Question

White light is incident normally on a glass plate of thickness 0.50 × $10^{-6}$ and index of refraction 1.50. Which wavelengths in the visible region (400 nm-700 nm) are strongly reflected by the plate?

Answer 1

500 nm

Answer 2

The phenomenon is thin-film interference. For normal incidence, the optical path difference (OPD) between the two reflected rays is $2\mu t$.

Given: Thickness of the plate, $t = 0.50 \times 10^{-6}$ m Refractive index of the plate, $\mu = 1.50$ Visible light range: $\lambda \in [400 \, \text{nm}, 700 \, \text{nm}]$.

The optical path difference is: $2\mu t = 2 \times 1.50 \times (0.50 \times 10^{-6} \, \text{m}) = 1.5 \times 10^{-6} \, \text{m} = 1500 \, \text{nm}$.

Phase Shifts:

1. Reflection at the first surface (air to glass): $\mu_{glass} > \mu_{air}$, so there is a phase change of $\pi$.
2. Reflection at the second surface (glass to air): $\mu_{glass} > \mu_{air}$, so there is a phase change of $\pi$.

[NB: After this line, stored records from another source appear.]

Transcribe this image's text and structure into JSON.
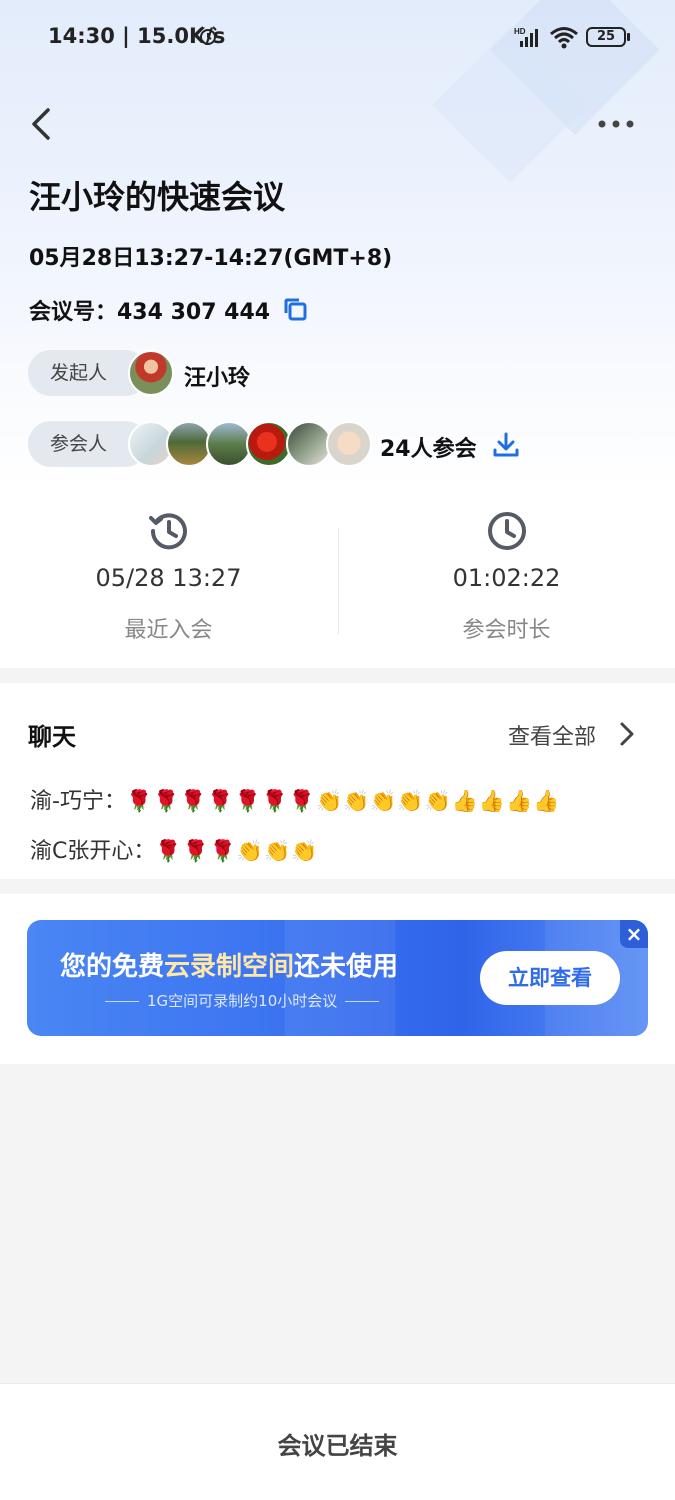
{
  "status_bar": {
    "time": "14:30 | 15.0K/s",
    "battery": "25",
    "icons": [
      "alarm-icon",
      "hd-signal-icon",
      "wifi-icon",
      "battery-icon"
    ]
  },
  "nav": {
    "back_icon": "chevron-left-icon",
    "more_icon": "more-dots-icon"
  },
  "meeting": {
    "title": "汪小玲的快速会议",
    "datetime": "05月28日13:27-14:27(GMT+8)",
    "meeting_id_label": "会议号：434 307 444",
    "host_label": "发起人",
    "host_name": "汪小玲",
    "attendee_label": "参会人",
    "attendee_count": "24人参会"
  },
  "stats": {
    "last_join_value": "05/28 13:27",
    "last_join_label": "最近入会",
    "duration_value": "01:02:22",
    "duration_label": "参会时长"
  },
  "chat": {
    "title": "聊天",
    "view_all": "查看全部",
    "messages": [
      {
        "sender": "渝-巧宁：",
        "content": "🌹🌹🌹🌹🌹🌹🌹👏👏👏👏👏👍👍👍👍"
      },
      {
        "sender": "渝C张开心：",
        "content": "🌹🌹🌹👏👏👏"
      }
    ]
  },
  "banner": {
    "headline_a": "您的免费",
    "headline_b": "云录制空间",
    "headline_c": "还未使用",
    "subtitle": "1G空间可录制约10小时会议",
    "button": "立即查看",
    "close": "×"
  },
  "footer": {
    "status": "会议已结束"
  },
  "colors": {
    "accent": "#1f6fe0",
    "banner": "#3a72f0"
  }
}
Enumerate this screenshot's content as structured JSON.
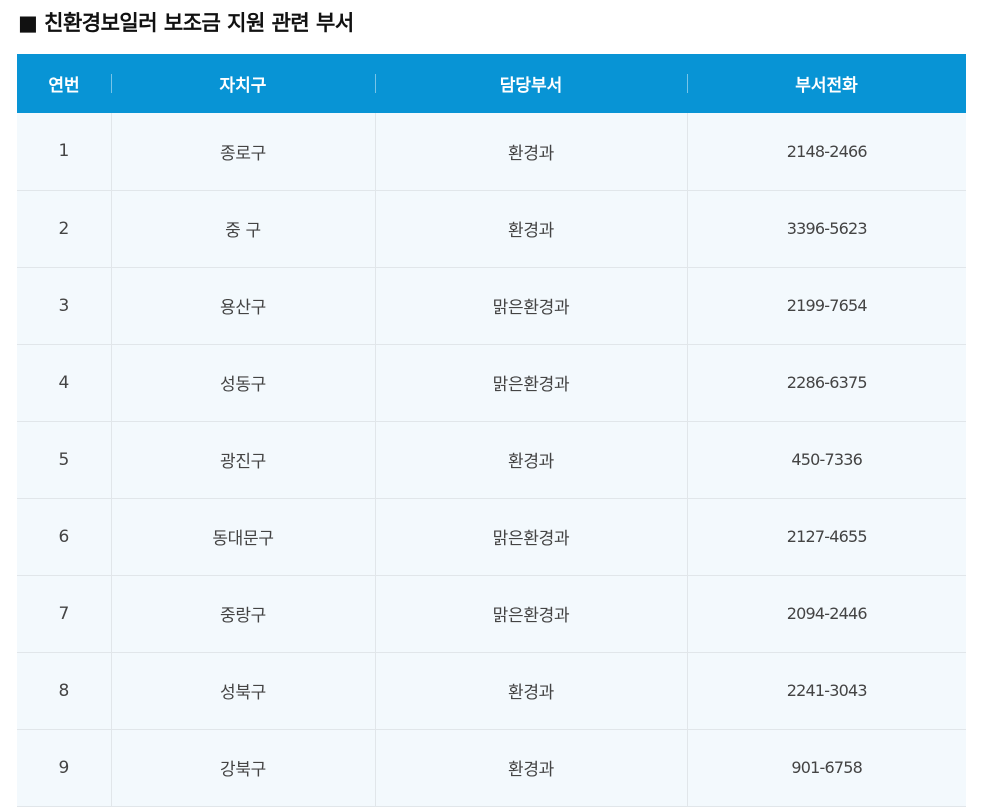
{
  "title": "■ 친환경보일러 보조금 지원 관련 부서",
  "table": {
    "headers": [
      "연번",
      "자치구",
      "담당부서",
      "부서전화"
    ],
    "rows": [
      {
        "no": "1",
        "district": "종로구",
        "dept": "환경과",
        "phone": "2148-2466"
      },
      {
        "no": "2",
        "district": "중 구",
        "dept": "환경과",
        "phone": "3396-5623"
      },
      {
        "no": "3",
        "district": "용산구",
        "dept": "맑은환경과",
        "phone": "2199-7654"
      },
      {
        "no": "4",
        "district": "성동구",
        "dept": "맑은환경과",
        "phone": "2286-6375"
      },
      {
        "no": "5",
        "district": "광진구",
        "dept": "환경과",
        "phone": "450-7336"
      },
      {
        "no": "6",
        "district": "동대문구",
        "dept": "맑은환경과",
        "phone": "2127-4655"
      },
      {
        "no": "7",
        "district": "중랑구",
        "dept": "맑은환경과",
        "phone": "2094-2446"
      },
      {
        "no": "8",
        "district": "성북구",
        "dept": "환경과",
        "phone": "2241-3043"
      },
      {
        "no": "9",
        "district": "강북구",
        "dept": "환경과",
        "phone": "901-6758"
      }
    ]
  },
  "colors": {
    "header_bg": "#0894d5",
    "row_bg": "#f3f9fd"
  }
}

When both reflections involve a phase shift of $\pi$, the condition for constructive interference (strong reflection) is $2\mu t = n\lambda$, where $n$ is an integer.

We need to find integer values of $n$ for which $\lambda$ falls within the visible region (400 nm to 700 nm): $\lambda = \frac{2\mu t}{n} = \frac{1500 \, \text{nm}}{n}$.

$400 \le \frac{1500}{n} \le 700$

From $400 \le \frac{1500}{n}$: $n \le \frac{1500}{400} = 3.75$. From $\frac{1500}{n} \le 700$: $n \ge \frac{1500}{700} \approx 2.14$.

The possible integer value for $n$ is $3$. For $n=3$, $\lambda = \frac{1500}{3} = 500 \, \text{nm}$.

Therefore, the wavelength strongly reflected is 500 nm.